The elongation to failure increases at T≥ 200 ℃. Indeed, there is evidence of an increasing ductility in the tensile responses at 200 ℃ and 300 ℃ (see Table 1). In addition, the hysteresis loops show evidence of a greater contribution from the plastic deformation, especially at 300 ℃. However, the fatigue life decreases overall with the increase in the temperature. The observed fracture features (see Figs. 9 and 10) provide greater understanding of the fatigue life responses. Unequiaxed dimples and tear ridges are identified on the fracture surfaces at temperatures of 200 ℃, whereas at 300 ℃ there is evidence of the quasi-brittle phenomenon, including cleavage and quasi-cleavage fracture. These mechanisms contribute to an inelastic component of deformation, which is not based on the enhanced slip. In the creep tests, the creep behavior is extensive at 300 ℃, and there is evidence of a creep assisting the fatigue phenomenon. In contrast, at the lower temperature of 200 ℃, there is no obvious fatigue creep phenomenon. Hence, the creep-fatigue damage mechanism becomes more dominant at the temperature larger than 200 ℃. Maintaining operating temperatures of the engine block below 200 ℃ will be important to the performance of this cast Al alloy.

Results of the creep testing show that the creep limit at 200 ℃ is 173 MPa, which is very close to the yield strength at that temperature (199 MPa). However, at 300 ℃, the creep limit reduces sharply to 87 MPa, which is essentially half of the value at 200 ℃, and only 50% of the yield strength at 300 ℃. Thus, the potential contribution of creep to the fatigue response is far more dominant at 300 ℃. Creep can contribute to the LCF response by facilitating crack initiation and propagation^[21], causing a decrease in the fatigue resistance. That is expected to be the primary mechanism contribution to the decrease in the fatigue resistance at 300 ℃. Based on these results, application of this cast alloy should be avoided at the operating temperatures exceeding 200 ℃. Alternatively, further efforts should be invested in processing to increase the creep resistance and the corresponding high temperature fatigue resistance of this alloy.

5 Conclusions

A non-contact real-time strain measurement system based on the real-time DIC is established for conducting mechanical experiments for the Al alloy. The method includes an accelerated initial guess determination by means of the PSO and MGS in the integer-pixel domain algorithm followed by the sub-pixel registration using the IC-GN algorithm, which has an acceptable strain measurement accuracy.
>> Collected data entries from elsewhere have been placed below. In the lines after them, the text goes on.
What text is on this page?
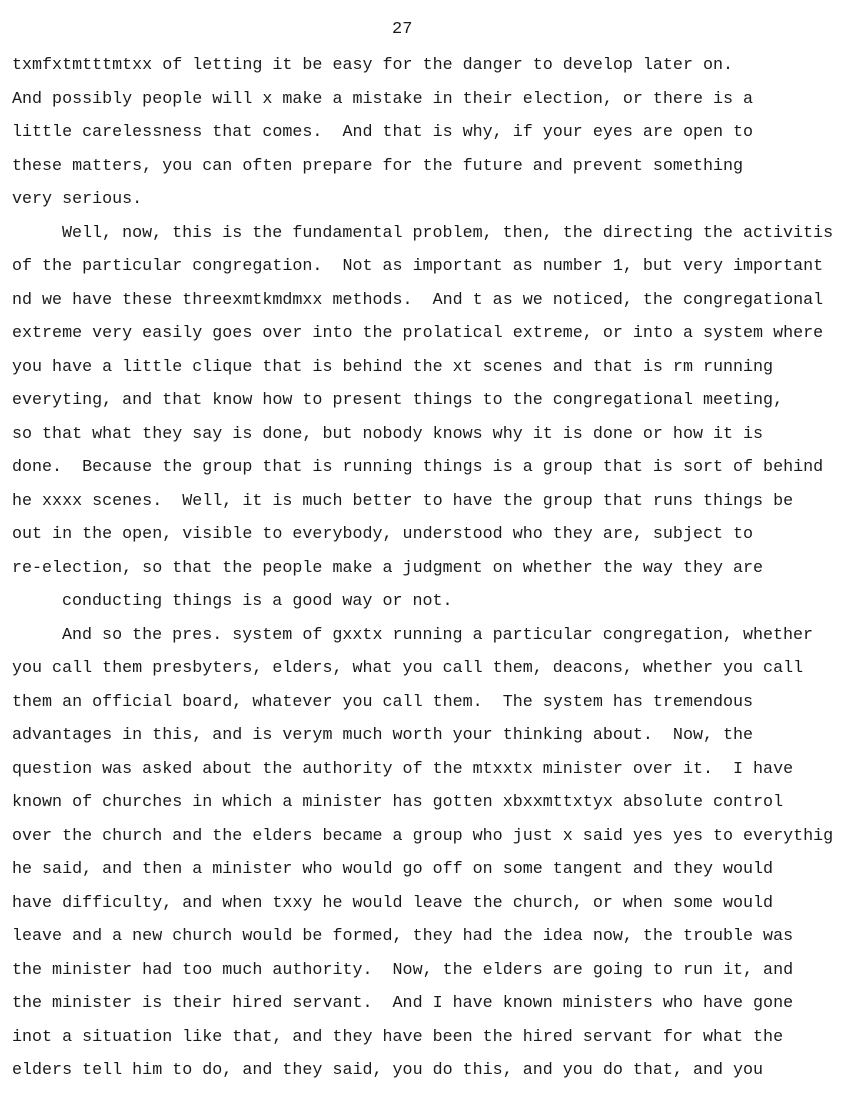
27
txmfxtmtttmtxx of letting it be easy for the danger to develop later on.
And possibly people will x make a mistake in their election, or there is a
little carelessness that comes.  And that is why, if your eyes are open to
these matters, you can often prepare for the future and prevent something
very serious.
Well, now, this is the fundamental problem, then, the directing the activitis
of the particular congregation.  Not as important as number 1, but very important
nd we have these threexmtkmdmxx methods.  And t as we noticed, the congregational
extreme very easily goes over into the prolatical extreme, or into a system where
you have a little clique that is behind the xt scenes and that is rm running
everyting, and that know how to present things to the congregational meeting,
so that what they say is done, but nobody knows why it is done or how it is
done.  Because the group that is running things is a group that is sort of behind
he xxxx scenes.  Well, it is much better to have the group that runs things be
out in the open, visible to everybody, understood who they are, subject to
re-election, so that the people make a judgment on whether the way they are
conducting things is a good way or not.
And so the pres. system of gxxtx running a particular congregation, whether
you call them presbyters, elders, what you call them, deacons, whether you call
them an official board, whatever you call them.  The system has tremendous
advantages in this, and is verym much worth your thinking about.  Now, the
question was asked about the authority of the mtxxtx minister over it.  I have
known of churches in which a minister has gotten xbxxmttxtyx absolute control
over the church and the elders became a group who just x said yes yes to everythig
he said, and then a minister who would go off on some tangent and they would
have difficulty, and when txxy he would leave the church, or when some would
leave and a new church would be formed, they had the idea now, the trouble was
the minister had too much authority.  Now, the elders are going to run it, and
the minister is their hired servant.  And I have known ministers who have gone
inot a situation like that, and they have been the hired servant for what the
elders tell him to do, and they said, you do this, and you do that, and you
By adopting the parallel computing technology, the system can measure strain with a frequency of 60 Hz at least. The capability of the system is verified through recording the real strain during displacement control in high temperature LCF tests. Results from the tensile tests show that Young's modulus, as well as yield and ultimate strengths, decreases with the increasing temperature. Interestingly, the ductility is the lowest at 100 ℃. In the LCF test, the fatigue strength coefficient decreases with the increasing temperature, while the fatigue strength exponent increases. In comparison to results at the other temperatures, the fatigue ductility coefficient and exponent exhibit the minimum values at 100 ℃. The creep resistance is found to decrease with the increasing temperature from 200 ℃ to 300 ℃.